When her head emerged, she saw a thick cloud dull the bright sun. The air seemed stagnant and heavy. In the distance, foreboding storm clouds hovered on the horizon as if getting into formation to launch an attack. It was moving in quickly, catching her unawares, much as Lord Ellis had.

Before her maid could fasten her gown, Vivi linked arms and dragged her through the meadow back toward Brighthurst House.

“Lady Vivian, what are you about?”

“Oh, Winnie. I’m in a real pickle. Lord Ellis will arrive at our front door in a matter of moments. We must hurry.”

“Lord Ellis? But he isn’t expected until next week.” Winnie planted her feet, jerking Vivi to a stop. Her brow furrowed as she captured Vivi’s face and peered into her eyes. “You didn’t knock your head, did you?”

Vivi brushed her maid’s hands away. “I haven’t lost my senses. Let’s go.”

Fingers of lightning stretched toward the ground, and thunder made the earth below them shudder.

Her maid clung to her arm. “We should hurry, my lady.”

“That is what I’ve been trying to say. Lord Ellis ambushed me at the spring, and he is on his way to Brighthurst House.”

Winnie’s eyes grew as round as shillings. “Merciful heavens, the earl discovered you in your chemise? Oh dear. This is beyond horrifying.”

“You’re not comforting me.” Clasping hands, they ran for the dower house as the wind whipped through the meadow and plastered Vivi’s wet gown against her. The first raindrops splattered the dirt as they reached the house and slipped inside.

Vivi shivered, and her maid put an arm around her shoulders. “Come upstairs, Lady Vivian, before you catch your death.”

At this point, death might be the easier solution. “Ash will send me to the nunnery for certain this time.”

Winnie squeezed her tight. “Well then, he will have to send me too. I’ll not let you wreck havoc on those poor Sisters of Mercy alone.”

Vivi almost laughed, but it was hard to find much humor in her complete ruin. “You would do that for me, Win? Perhaps it wouldn’t be terrible if you were with me.”

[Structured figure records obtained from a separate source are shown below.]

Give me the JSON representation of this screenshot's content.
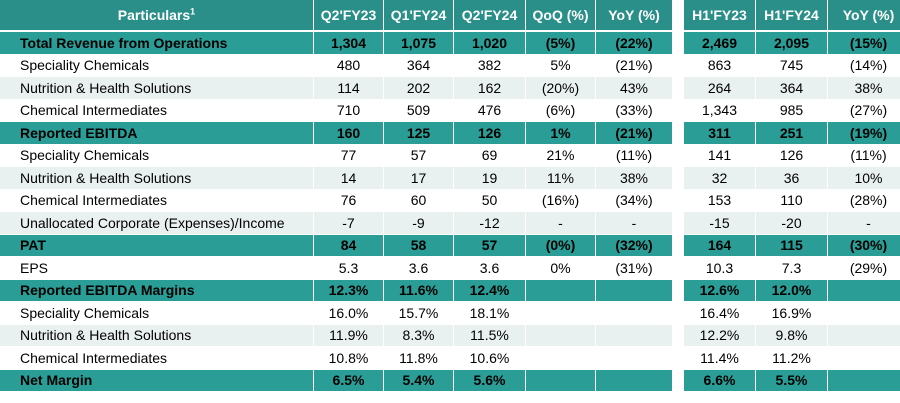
{
  "header": {
    "particulars": "Particulars",
    "particulars_sup": "1",
    "columns": [
      "Q2'FY23",
      "Q1'FY24",
      "Q2'FY24",
      "QoQ (%)",
      "YoY (%)"
    ],
    "h1_columns": [
      "H1'FY23",
      "H1'FY24",
      "YoY (%)"
    ]
  },
  "colors": {
    "header": "#2a8f88",
    "highlight": "#2a9d96",
    "alt_row": "#e9f1f0"
  },
  "rows": [
    {
      "label": "Total Revenue from Operations",
      "type": "highlight",
      "values": [
        "1,304",
        "1,075",
        "1,020",
        "(5%)",
        "(22%)"
      ],
      "h1": [
        "2,469",
        "2,095",
        "(15%)"
      ]
    },
    {
      "label": "Speciality Chemicals",
      "type": "sub",
      "values": [
        "480",
        "364",
        "382",
        "5%",
        "(21%)"
      ],
      "h1": [
        "863",
        "745",
        "(14%)"
      ]
    },
    {
      "label": "Nutrition & Health Solutions",
      "type": "sub-alt",
      "values": [
        "114",
        "202",
        "162",
        "(20%)",
        "43%"
      ],
      "h1": [
        "264",
        "364",
        "38%"
      ]
    },
    {
      "label": "Chemical Intermediates",
      "type": "sub",
      "values": [
        "710",
        "509",
        "476",
        "(6%)",
        "(33%)"
      ],
      "h1": [
        "1,343",
        "985",
        "(27%)"
      ]
    },
    {
      "label": "Reported EBITDA",
      "type": "highlight",
      "values": [
        "160",
        "125",
        "126",
        "1%",
        "(21%)"
      ],
      "h1": [
        "311",
        "251",
        "(19%)"
      ]
    },
    {
      "label": "Speciality Chemicals",
      "type": "sub",
      "values": [
        "77",
        "57",
        "69",
        "21%",
        "(11%)"
      ],
      "h1": [
        "141",
        "126",
        "(11%)"
      ]
    },
    {
      "label": "Nutrition & Health Solutions",
      "type": "sub-alt",
      "values": [
        "14",
        "17",
        "19",
        "11%",
        "38%"
      ],
      "h1": [
        "32",
        "36",
        "10%"
      ]
    },
    {
      "label": "Chemical Intermediates",
      "type": "sub",
      "values": [
        "76",
        "60",
        "50",
        "(16%)",
        "(34%)"
      ],
      "h1": [
        "153",
        "110",
        "(28%)"
      ]
    },
    {
      "label": "Unallocated Corporate  (Expenses)/Income",
      "type": "sub-alt",
      "values": [
        "-7",
        "-9",
        "-12",
        "-",
        "-"
      ],
      "h1": [
        "-15",
        "-20",
        "-"
      ]
    },
    {
      "label": "PAT",
      "type": "highlight",
      "values": [
        "84",
        "58",
        "57",
        "(0%)",
        "(32%)"
      ],
      "h1": [
        "164",
        "115",
        "(30%)"
      ]
    },
    {
      "label": "EPS",
      "type": "plain",
      "values": [
        "5.3",
        "3.6",
        "3.6",
        "0%",
        "(31%)"
      ],
      "h1": [
        "10.3",
        "7.3",
        "(29%)"
      ]
    },
    {
      "label": "Reported EBITDA Margins",
      "type": "highlight",
      "values": [
        "12.3%",
        "11.6%",
        "12.4%",
        "",
        ""
      ],
      "h1": [
        "12.6%",
        "12.0%",
        ""
      ]
    },
    {
      "label": "Speciality Chemicals",
      "type": "sub",
      "values": [
        "16.0%",
        "15.7%",
        "18.1%",
        "",
        ""
      ],
      "h1": [
        "16.4%",
        "16.9%",
        ""
      ]
    },
    {
      "label": "Nutrition & Health Solutions",
      "type": "sub-alt",
      "values": [
        "11.9%",
        "8.3%",
        "11.5%",
        "",
        ""
      ],
      "h1": [
        "12.2%",
        "9.8%",
        ""
      ]
    },
    {
      "label": "Chemical Intermediates",
      "type": "sub",
      "values": [
        "10.8%",
        "11.8%",
        "10.6%",
        "",
        ""
      ],
      "h1": [
        "11.4%",
        "11.2%",
        ""
      ]
    },
    {
      "label": "Net Margin",
      "type": "highlight",
      "values": [
        "6.5%",
        "5.4%",
        "5.6%",
        "",
        ""
      ],
      "h1": [
        "6.6%",
        "5.5%",
        ""
      ]
    }
  ]
}
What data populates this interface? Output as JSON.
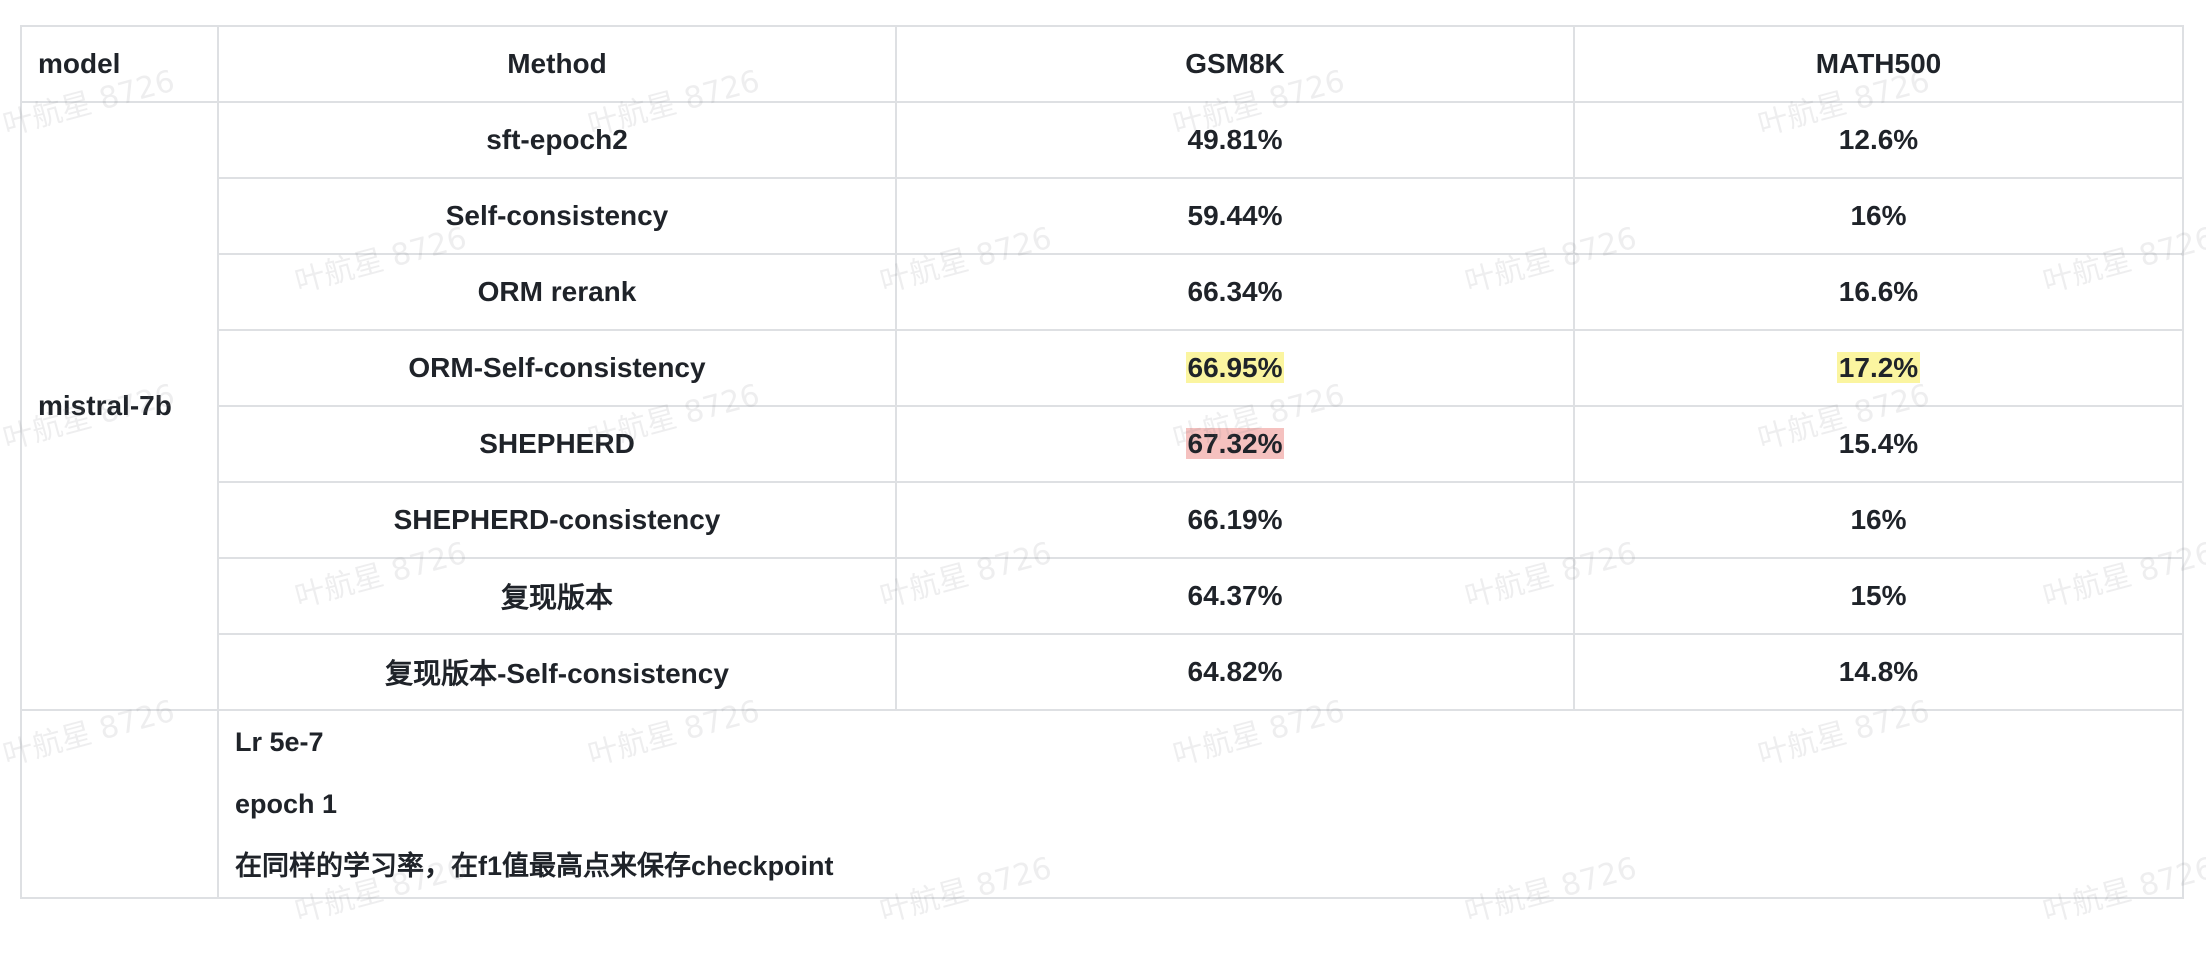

“Phoo!” Her maid flicked her hand. “We’ll come up with some way to get out of this. But first, let’s change you out of these wet clothes.”

They ascended the stairs side by side and bustled down the corridor to Vivi’s bedchamber. Once the door closed, Vivi wrestled with her damp gown. Winnie hurried forward to assist. With her soiled gown discarded and a dry one donned, Vivi rushed to the window to search for signs of Lord Ellis. The gravel drive was deserted.

“Egads. It’s raining like the devil.”

A blinding flash and boom caused her to jump back with a scream.

Rain pinged against the glass, deafening with its intensity, and dark clouds blotted out the sunlight.

“Tell everyone we must put lights in every window.”

“Yes, my lady.”

A deep rumble vibrated the windowpanes. Her heart hammered against her ribs.

Surely Lord Ellis would throttle her for deceiving him.

If he survived.

26 August 1818

Dear Lady Brighthurst,

I am writing to inform you of a change in plans. Lord Ellis’s journey has been delayed, so he will no longer be calling at Brighthurst House. Fortunately, there has been a change in my schedule as well, and I will be free to make Lady Vivian’s acquaintance in two days’ time.

I apologize in advance for my lack of forewarning, but I have only a brief period of time in which I may visit. I do hope my presence is not a burden to you.

I have also written to Lady Vivian’s brother in London to apprise him of my visit.